China is finally about to deploy its first aircraft carrier. The United States has 11. (The Pentagon report also notes that China has just started a program to train 50 pilots to fly planes off the carrier and that it will be four years before they can do so while the carrier is at sea.)
More statistics (courtesy of GlobalSecurity.org): China has 38 combat ships, four of them weighing more than 7,500 tons; the United States has 111, of which 79 are in that class. China has one amphibious landing ship; the United States has 24, along with 11 amphibious assault ships. China has six nuclear attack submarines; the United States has 58. China has 1,605 fighter planes; the United States has 3,695.
And back to that stealth plane. That’s China’s only one; the United States has 139.
Nor do numbers convey the full extent of the gap. The excellent Web site DefenseTech.org asked aerospace analyst Richard Aboulafia to size up the Chinese stealth plane, known as the J-20, against the U.S. F-35. He listed 11 criteria by which to gauge a modern military aircraft, including not only whether its surface is contoured to make the plane less visible to radar (the essence of stealth) but also its access to multiple sensors and data links, an electronic-warfare system, a powerful engine, sophisticated weapons, and training and doctrine that enable a pilot to take advantage of all these things.

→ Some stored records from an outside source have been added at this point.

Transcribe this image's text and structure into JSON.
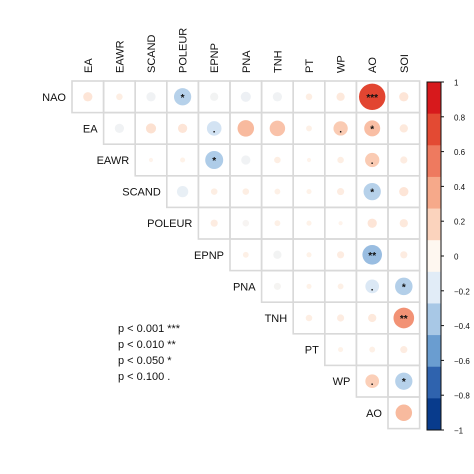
{
  "chart_data": {
    "type": "heatmap",
    "variables": [
      "NAO",
      "EA",
      "EAWR",
      "SCAND",
      "POLEUR",
      "EPNP",
      "PNA",
      "TNH",
      "PT",
      "WP",
      "AO",
      "SOI"
    ],
    "column_labels": [
      "EA",
      "EAWR",
      "SCAND",
      "POLEUR",
      "EPNP",
      "PNA",
      "TNH",
      "PT",
      "WP",
      "AO",
      "SOI"
    ],
    "row_labels": [
      "NAO",
      "EA",
      "EAWR",
      "SCAND",
      "POLEUR",
      "EPNP",
      "PNA",
      "TNH",
      "PT",
      "WP",
      "AO"
    ],
    "cells": [
      {
        "row": "NAO",
        "col": "EA",
        "r": 0.1,
        "sig": ""
      },
      {
        "row": "NAO",
        "col": "EAWR",
        "r": 0.05,
        "sig": ""
      },
      {
        "row": "NAO",
        "col": "SCAND",
        "r": -0.1,
        "sig": ""
      },
      {
        "row": "NAO",
        "col": "POLEUR",
        "r": -0.35,
        "sig": "*"
      },
      {
        "row": "NAO",
        "col": "EPNP",
        "r": -0.08,
        "sig": ""
      },
      {
        "row": "NAO",
        "col": "PNA",
        "r": -0.12,
        "sig": ""
      },
      {
        "row": "NAO",
        "col": "TNH",
        "r": -0.1,
        "sig": ""
      },
      {
        "row": "NAO",
        "col": "PT",
        "r": 0.05,
        "sig": ""
      },
      {
        "row": "NAO",
        "col": "WP",
        "r": 0.08,
        "sig": ""
      },
      {
        "row": "NAO",
        "col": "AO",
        "r": 0.82,
        "sig": "***"
      },
      {
        "row": "NAO",
        "col": "SOI",
        "r": 0.1,
        "sig": ""
      },
      {
        "row": "EA",
        "col": "EAWR",
        "r": -0.1,
        "sig": ""
      },
      {
        "row": "EA",
        "col": "SCAND",
        "r": 0.12,
        "sig": ""
      },
      {
        "row": "EA",
        "col": "POLEUR",
        "r": 0.1,
        "sig": ""
      },
      {
        "row": "EA",
        "col": "EPNP",
        "r": -0.25,
        "sig": "."
      },
      {
        "row": "EA",
        "col": "PNA",
        "r": 0.32,
        "sig": ""
      },
      {
        "row": "EA",
        "col": "TNH",
        "r": 0.28,
        "sig": ""
      },
      {
        "row": "EA",
        "col": "PT",
        "r": 0.04,
        "sig": ""
      },
      {
        "row": "EA",
        "col": "WP",
        "r": 0.24,
        "sig": "."
      },
      {
        "row": "EA",
        "col": "AO",
        "r": 0.3,
        "sig": "*"
      },
      {
        "row": "EA",
        "col": "SOI",
        "r": 0.08,
        "sig": ""
      },
      {
        "row": "EAWR",
        "col": "SCAND",
        "r": 0.02,
        "sig": ""
      },
      {
        "row": "EAWR",
        "col": "POLEUR",
        "r": 0.03,
        "sig": ""
      },
      {
        "row": "EAWR",
        "col": "EPNP",
        "r": -0.38,
        "sig": "*"
      },
      {
        "row": "EAWR",
        "col": "PNA",
        "r": -0.1,
        "sig": ""
      },
      {
        "row": "EAWR",
        "col": "TNH",
        "r": 0.05,
        "sig": ""
      },
      {
        "row": "EAWR",
        "col": "PT",
        "r": 0.02,
        "sig": ""
      },
      {
        "row": "EAWR",
        "col": "WP",
        "r": 0.05,
        "sig": ""
      },
      {
        "row": "EAWR",
        "col": "AO",
        "r": 0.24,
        "sig": "."
      },
      {
        "row": "EAWR",
        "col": "SOI",
        "r": 0.06,
        "sig": ""
      },
      {
        "row": "SCAND",
        "col": "POLEUR",
        "r": -0.15,
        "sig": ""
      },
      {
        "row": "SCAND",
        "col": "EPNP",
        "r": 0.05,
        "sig": ""
      },
      {
        "row": "SCAND",
        "col": "PNA",
        "r": 0.05,
        "sig": ""
      },
      {
        "row": "SCAND",
        "col": "TNH",
        "r": 0.04,
        "sig": ""
      },
      {
        "row": "SCAND",
        "col": "PT",
        "r": 0.03,
        "sig": ""
      },
      {
        "row": "SCAND",
        "col": "WP",
        "r": 0.06,
        "sig": ""
      },
      {
        "row": "SCAND",
        "col": "AO",
        "r": -0.35,
        "sig": "*"
      },
      {
        "row": "SCAND",
        "col": "SOI",
        "r": 0.1,
        "sig": ""
      },
      {
        "row": "POLEUR",
        "col": "EPNP",
        "r": 0.06,
        "sig": ""
      },
      {
        "row": "POLEUR",
        "col": "PNA",
        "r": -0.05,
        "sig": ""
      },
      {
        "row": "POLEUR",
        "col": "TNH",
        "r": 0.04,
        "sig": ""
      },
      {
        "row": "POLEUR",
        "col": "PT",
        "r": 0.03,
        "sig": ""
      },
      {
        "row": "POLEUR",
        "col": "WP",
        "r": 0.02,
        "sig": ""
      },
      {
        "row": "POLEUR",
        "col": "AO",
        "r": 0.1,
        "sig": ""
      },
      {
        "row": "POLEUR",
        "col": "SOI",
        "r": 0.08,
        "sig": ""
      },
      {
        "row": "EPNP",
        "col": "PNA",
        "r": 0.04,
        "sig": ""
      },
      {
        "row": "EPNP",
        "col": "TNH",
        "r": -0.08,
        "sig": ""
      },
      {
        "row": "EPNP",
        "col": "PT",
        "r": 0.03,
        "sig": ""
      },
      {
        "row": "EPNP",
        "col": "WP",
        "r": 0.06,
        "sig": ""
      },
      {
        "row": "EPNP",
        "col": "AO",
        "r": -0.45,
        "sig": "**"
      },
      {
        "row": "EPNP",
        "col": "SOI",
        "r": 0.06,
        "sig": ""
      },
      {
        "row": "PNA",
        "col": "TNH",
        "r": -0.06,
        "sig": ""
      },
      {
        "row": "PNA",
        "col": "PT",
        "r": 0.03,
        "sig": ""
      },
      {
        "row": "PNA",
        "col": "WP",
        "r": 0.04,
        "sig": ""
      },
      {
        "row": "PNA",
        "col": "AO",
        "r": -0.22,
        "sig": "."
      },
      {
        "row": "PNA",
        "col": "SOI",
        "r": -0.36,
        "sig": "*"
      },
      {
        "row": "TNH",
        "col": "PT",
        "r": 0.05,
        "sig": ""
      },
      {
        "row": "TNH",
        "col": "WP",
        "r": 0.06,
        "sig": ""
      },
      {
        "row": "TNH",
        "col": "AO",
        "r": 0.08,
        "sig": ""
      },
      {
        "row": "TNH",
        "col": "SOI",
        "r": 0.5,
        "sig": "**"
      },
      {
        "row": "PT",
        "col": "WP",
        "r": 0.03,
        "sig": ""
      },
      {
        "row": "PT",
        "col": "AO",
        "r": 0.04,
        "sig": ""
      },
      {
        "row": "PT",
        "col": "SOI",
        "r": 0.06,
        "sig": ""
      },
      {
        "row": "WP",
        "col": "AO",
        "r": 0.22,
        "sig": "."
      },
      {
        "row": "WP",
        "col": "SOI",
        "r": -0.35,
        "sig": "*"
      },
      {
        "row": "AO",
        "col": "SOI",
        "r": 0.32,
        "sig": ""
      }
    ],
    "colorbar": {
      "range": [
        -1,
        1
      ],
      "ticks": [
        1,
        0.8,
        0.6,
        0.4,
        0.2,
        0,
        -0.2,
        -0.4,
        -0.6,
        -0.8,
        -1
      ],
      "tick_labels": [
        "1",
        "0.8",
        "0.6",
        "0.4",
        "0.2",
        "0",
        "−0.2",
        "−0.4",
        "−0.6",
        "−0.8",
        "−1"
      ],
      "colors_top_to_bottom": [
        "#d7191c",
        "#e34a33",
        "#ee7a5f",
        "#f6a98a",
        "#fbd3bd",
        "#fef7f0",
        "#e1ecf7",
        "#a8c8e6",
        "#6a9dd0",
        "#2f63ae",
        "#083b8c"
      ]
    }
  },
  "significance_legend": [
    "p < 0.001 ***",
    "p < 0.010 **",
    "p < 0.050 *",
    "p < 0.100 ."
  ]
}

The Chinese plane has one of those features—the curved surface—but none of the others, whereas the U.S. planes have all of them.
Again: It’s worthy of attention, some concern, but not worry.
Corrections, Jan. 12, 2011: This piece originally stated that Secretary of Defense Robert Gates had arrived in China on Tuesday; he arrived on Sunday. (Return to the corrected sentence.) In addition, because of a production error, the original map accompanying this article mislabled Singapore.